What they avoid: Waiting until a pattern emerges before creating an abstraction.

Why it's bad: Defining an interface before you have two implementations means you're guessing at the contract. The interface will be wrong — too broad, too narrow, or shaped around implementation details of the single concrete type.
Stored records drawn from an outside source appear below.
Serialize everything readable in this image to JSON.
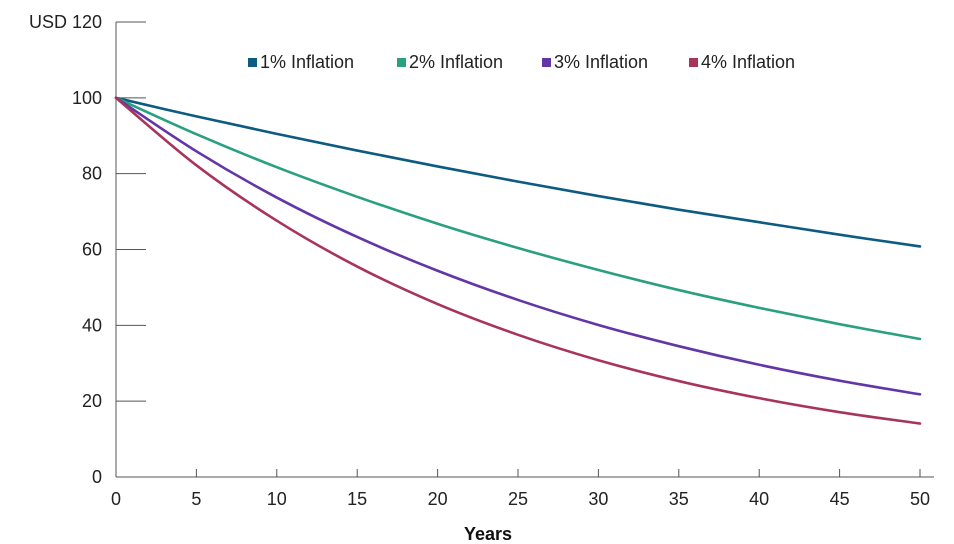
{
  "chart_data": {
    "type": "line",
    "title": "",
    "xlabel": "Years",
    "ylabel": "",
    "y_unit_label": "USD 120",
    "xlim": [
      0,
      50
    ],
    "ylim": [
      0,
      120
    ],
    "x_ticks": [
      0,
      5,
      10,
      15,
      20,
      25,
      30,
      35,
      40,
      45,
      50
    ],
    "y_ticks": [
      0,
      20,
      40,
      60,
      80,
      100,
      120
    ],
    "y_tick_labels": [
      "0",
      "20",
      "40",
      "60",
      "80",
      "100",
      "USD 120"
    ],
    "grid": false,
    "legend_position": "top",
    "x": [
      0,
      5,
      10,
      15,
      20,
      25,
      30,
      35,
      40,
      45,
      50
    ],
    "series": [
      {
        "name": "1% Inflation",
        "color": "#0e5b82",
        "values": [
          100,
          95.1,
          90.5,
          86.1,
          81.9,
          77.9,
          74.1,
          70.5,
          67.2,
          63.9,
          60.8
        ]
      },
      {
        "name": "2% Inflation",
        "color": "#2aa081",
        "values": [
          100,
          90.4,
          81.7,
          73.9,
          66.8,
          60.4,
          54.6,
          49.3,
          44.6,
          40.3,
          36.4
        ]
      },
      {
        "name": "3% Inflation",
        "color": "#6336a6",
        "values": [
          100,
          85.9,
          73.7,
          63.3,
          54.4,
          46.7,
          40.1,
          34.5,
          29.6,
          25.4,
          21.8
        ]
      },
      {
        "name": "4% Inflation",
        "color": "#a8345e",
        "values": [
          100,
          82.2,
          67.6,
          55.5,
          45.6,
          37.5,
          30.8,
          25.3,
          20.8,
          17.1,
          14.1
        ]
      }
    ]
  }
}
Now you're locked into a bad abstraction that's harder to change than no abstraction at all.

The Go proverb: "A little copying is better than a little dependency."

// BAD — interface before the need exists
type Cache interface {
    Get(key string) ([]byte, error)
    Set(key string, val []byte, ttl time.Duration) error
    Delete(key string) error
    Keys(pattern string) ([]string, error)
    Flush() error
}

// Only implementation
type RedisCache struct{ client *redis.Client }

// The interface was designed around Redis's capabilities.
// When you add Memcached, half the methods don't map cleanly.
// GOOD — start concrete, extract when needed
type RedisCache struct {
    client *redis.Client
}

func (r *RedisCache) Get(key string) ([]byte, error)                      { /* ... */ }
func (r *RedisCache) Set(key string, val []byte, ttl time.Duration) error { /* ... */ }
func (r *RedisCache) Delete(key string) error                             { /* ... */ }
func (r *RedisCache) Keys(pattern string) ([]string, error)               { /* ... */ }
func (r *RedisCache) Flush() error                                        { /* ... */ }

// Later, when you ACTUALLY add a second implementation:
// Extract only the interface that consumers need (see #3)
type Getter interface {
    Get(key string) ([]byte, error)
}

// The handler only needs Get — discovered through real usage
func NewHandler(cache Getter) *Handler {
    return &Handler{cache: cache}
}

When to Apply This Rule

  • You're about to write an interface and there's only one implementation
  • You're adding an interface "for testing" — consider whether a thin concrete wrapper is simpler
  • You're designing a "framework" inside an application

Exceptions

  • Interfaces required by external contracts (stdlib signatures, plugin systems)
  • When the interface genuinely represents a boundary you know will have multiple implementations (e.g., io.Reader — the abstraction predates and outlives any single implementation)
  • Test doubles for external services (database, HTTP APIs) where you control the consumer interface

Summary

# Smell Root Cause
1 Nil check after use Mechanical nil checks without thinking about order
2 Goroutine leak "Fire and forget" mentality from async/await languages
3 Interface pollution Java's "program to an interface" taken literally
4 Stuttering names Ignoring that package name is part of the identifier
5 init() abuse Treating init() like a class constructor
6 Ignoring errors Python's "easier to ask forgiveness" without the try/except
7 Interface-returning constructors Java/C# factory pattern cargo-culting
8 Mutex value copying Not understanding Go's value semantics
9 Channel misuse "Channels are Go's thing so I should use them everywhere"
10 Premature abstraction OOP instinct to abstract before understanding

These patterns are drawn from real code review feedback, the Go stdlib design, and common issues flagged by go vet, staticcheck, and golangci-lint.